The method according to claim 1,
In the setting step, the action is a 7-axis robot control method using reinforcement learning, characterized in that _{the rotation angles (θ 1} ~ θ ₇ ) of each of the first to seventh servo motors.

청구항 1에 있어서,
상기 보상 수행 단계는,
상기 후보 행동요령(Candidate policy)을 이용하여, 현재 상태(Current state)를 대체하는 후보 상태(Candidate state)를 도출하는 후보 상태 연산 단계; 및
상기 후보 상태(Candidate state)을 이용하여, 상기 엔드이펙터의 기준점 상태(State)의 오차(error)에 대한 함수인 상태행동 가치함수를 도출하는 가치함수 도출 단계;를 더 포함하는 것을 특징으로 하는 강화학습을 이용한 7축 로봇 제어 방법.
The method according to claim 1,
The step of performing the compensation is
a candidate state calculation step of deriving a candidate state replacing the current state by using the candidate policy; and
Reinforcement, characterized by further comprising: a value function deriving step of deriving a state action value function that is a function of the error of the reference point state of the end effector by using the candidate state 7-axis robot control method using learning.

청구항 4에 있어서,
상기 보상 수행 단계는, 상기 상태행동 가치함수의 한계 값(Q_limit)이 상기 상태행동 가치함수의 최소 값(Q_min) 이상인지 여부를 판단하는 한계 판단 단계;를 더 포함하는 것을 특징으로 하는 강화학습을 이용한 7축 로봇 제어 방법.
5. The method according to claim 4,
Reinforcement, characterized in that the step of performing the reward further comprises a limit judgment step of determining whether _{the limit value (Q limit} ) of the state behavior value function is equal _{to or greater than the minimum value (Q min ) of the state behavior value function;} 7-axis robot control method using learning.

청구항 5에 있어서,
상기 보상 수행 단계는, 상기 한계 판단 단계 수행 후, 다음 행동요령(next policy)을 도출하여 상기 다음 행동요령(next policy)을 상기 현재 행동요령(Current policy)에 대입하는 업데이트를 수행하는 행동요령 개선 단계;를 더 포함하는 것을 특징으로 하는 강화학습을 이용한 7축 로봇 제어 방법.
6. The method of claim 5,
In the reward performing step, after the limit determination step is performed, a next policy is derived and an update is performed by substituting the next policy into the current policy. Step; 7-axis robot control method using reinforcement learning, characterized in that it further comprises.

청구항 1에 있어서,
상기 7축 로봇은, 상부면이 평면으로 형성되는 베이스를 더 포함하는 것을 특징으로 하는 강화학습을 이용한 7축 로봇 제어 방법.
The method according to claim 1,
The 7-axis robot, a 7-axis robot control method using reinforcement learning, characterized in that it further comprises a base in which the upper surface is formed in a plane.

청구항 7에 있어서,
상기 제1서보모터, 상기 제4서보모터 및 상기 제7서보모터는 상기 베이스의 상부면에 대해 수직 축인 수직회전축을 중심으로 회전력을 생성하는 것을 특징으로 하는 강화학습을 이용한 7축 로봇 제어 방법.
8. The method of claim 7,
The 7-axis robot control method using reinforcement learning, characterized in that the first servomotor, the fourth servomotor, and the seventh servomotor generate rotational force around a vertical rotational axis that is a vertical axis with respect to the upper surface of the base.

청구항 8에 있어서,
상기 제2서보모터, 상기 제3서보모터, 상기 제5서보모터 및 상기 제6서보모터는 상기 수직회전축에 수직된 축인 수평회전축을 중심으로 회전력을 생성하는 것을 특징으로 하는 강화학습을 이용한 7축 로봇 제어 방법.
9. The method of claim 8,
The second servomotor, the third servomotor, the fifth servomotor and the sixth servomotor generate rotational force around a horizontal rotational axis that is an axis perpendicular to the vertical rotational axis 7-axis using reinforcement learning How to control a robot.

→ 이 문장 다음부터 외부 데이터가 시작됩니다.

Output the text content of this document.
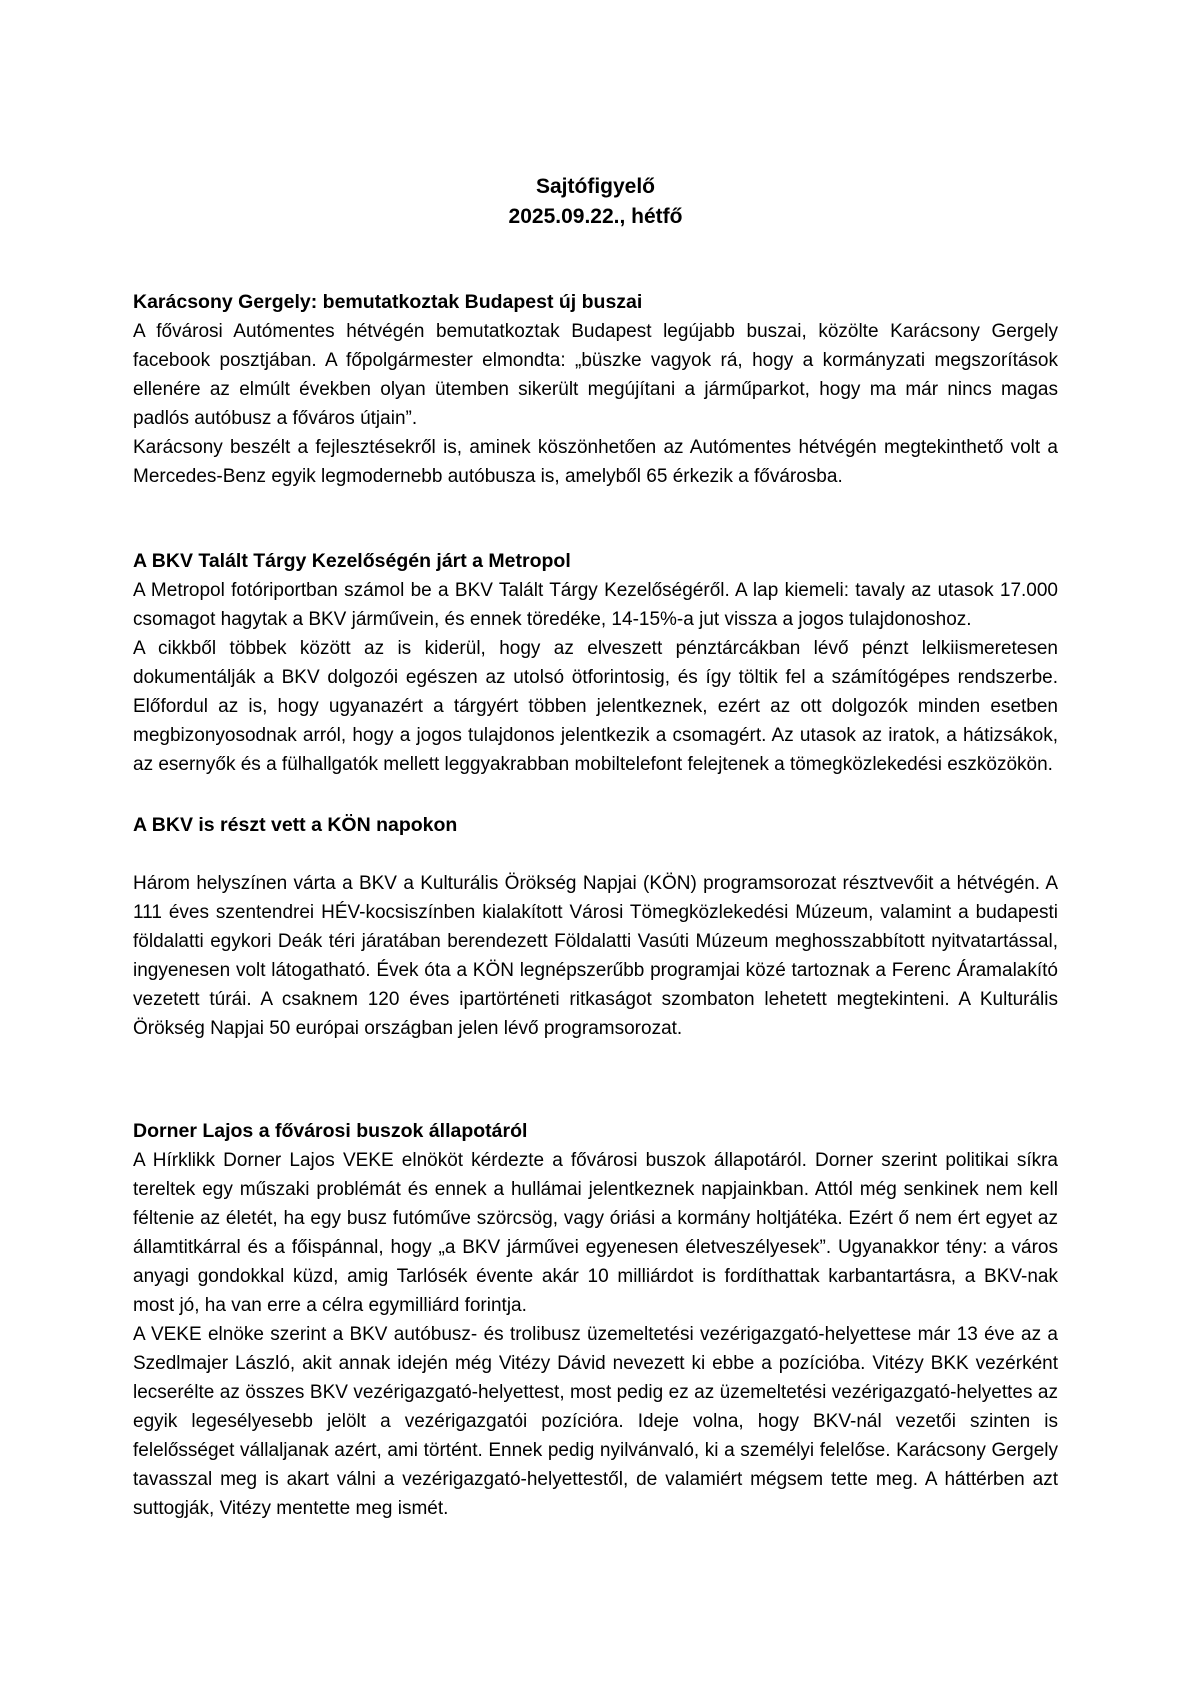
Sajtófigyelő
2025.09.22., hétfő
Karácsony Gergely: bemutatkoztak Budapest új buszai

A fővárosi Autómentes hétvégén bemutatkoztak Budapest legújabb buszai, közölte Karácsony Gergely facebook posztjában. A főpolgármester elmondta: „büszke vagyok rá, hogy a kormányzati megszorítások ellenére az elmúlt években olyan ütemben sikerült megújítani a járműparkot, hogy ma már nincs magas padlós autóbusz a főváros útjain”.

Karácsony beszélt a fejlesztésekről is, aminek köszönhetően az Autómentes hétvégén megtekinthető volt a Mercedes-Benz egyik legmodernebb autóbusza is, amelyből 65 érkezik a fővárosba.

A BKV Talált Tárgy Kezelőségén járt a Metropol

A Metropol fotóriportban számol be a BKV Talált Tárgy Kezelőségéről. A lap kiemeli: tavaly az utasok 17.000 csomagot hagytak a BKV járművein, és ennek töredéke, 14-15%-a jut vissza a jogos tulajdonoshoz.

A cikkből többek között az is kiderül, hogy az elveszett pénztárcákban lévő pénzt lelkiismeretesen dokumentálják a BKV dolgozói egészen az utolsó ötforintosig, és így töltik fel a számítógépes rendszerbe. Előfordul az is, hogy ugyanazért a tárgyért többen jelentkeznek, ezért az ott dolgozók minden esetben megbizonyosodnak arról, hogy a jogos tulajdonos jelentkezik a csomagért. Az utasok az iratok, a hátizsákok, az esernyők és a fülhallgatók mellett leggyakrabban mobiltelefont felejtenek a tömegközlekedési eszközökön.

A BKV is részt vett a KÖN napokon

Három helyszínen várta a BKV a Kulturális Örökség Napjai (KÖN) programsorozat résztvevőit a hétvégén. A 111 éves szentendrei HÉV-kocsiszínben kialakított Városi Tömegközlekedési Múzeum, valamint a budapesti földalatti egykori Deák téri járatában berendezett Földalatti Vasúti Múzeum meghosszabbított nyitvatartással, ingyenesen volt látogatható. Évek óta a KÖN legnépszerűbb programjai közé tartoznak a Ferenc Áramalakító vezetett túrái. A csaknem 120 éves ipartörténeti ritkaságot szombaton lehetett megtekinteni. A Kulturális Örökség Napjai 50 európai országban jelen lévő programsorozat.

Dorner Lajos a fővárosi buszok állapotáról

A Hírklikk Dorner Lajos VEKE elnököt kérdezte a fővárosi buszok állapotáról. Dorner szerint politikai síkra tereltek egy műszaki problémát és ennek a hullámai jelentkeznek napjainkban. Attól még senkinek nem kell féltenie az életét, ha egy busz futóműve szörcsög, vagy óriási a kormány holtjátéka. Ezért ő nem ért egyet az államtitkárral és a főispánnal, hogy „a BKV járművei egyenesen életveszélyesek”. Ugyanakkor tény: a város anyagi gondokkal küzd, amig Tarlósék évente akár 10 milliárdot is fordíthattak karbantartásra, a BKV-nak most jó, ha van erre a célra egymilliárd forintja.

A VEKE elnöke szerint a BKV autóbusz- és trolibusz üzemeltetési vezérigazgató-helyettese már 13 éve az a Szedlmajer László, akit annak idején még Vitézy Dávid nevezett ki ebbe a pozícióba. Vitézy BKK vezérként lecserélte az összes BKV vezérigazgató-helyettest, most pedig ez az üzemeltetési vezérigazgató-helyettes az egyik legesélyesebb jelölt a vezérigazgatói pozícióra. Ideje volna, hogy BKV-nál vezetői szinten is felelősséget vállaljanak azért, ami történt. Ennek pedig nyilvánvaló, ki a személyi felelőse. Karácsony Gergely tavasszal meg is akart válni a vezérigazgató-helyettestől, de valamiért mégsem tette meg. A háttérben azt suttogják, Vitézy mentette meg ismét.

청구항 1 내지 청구항 9 중 선택되는 어느 하나의 항에 기재된 강화학습을 이용한 7축 로봇 제어 방법을 실행하는 프로그램을 기록하여 컴퓨터 판독 가능한 것을 특징으로 하는 기록매체.
10. A recording medium characterized in that it is computer-readable by recording a program for executing the 7-axis robot control method using reinforcement learning according to any one of claims 1 to 9.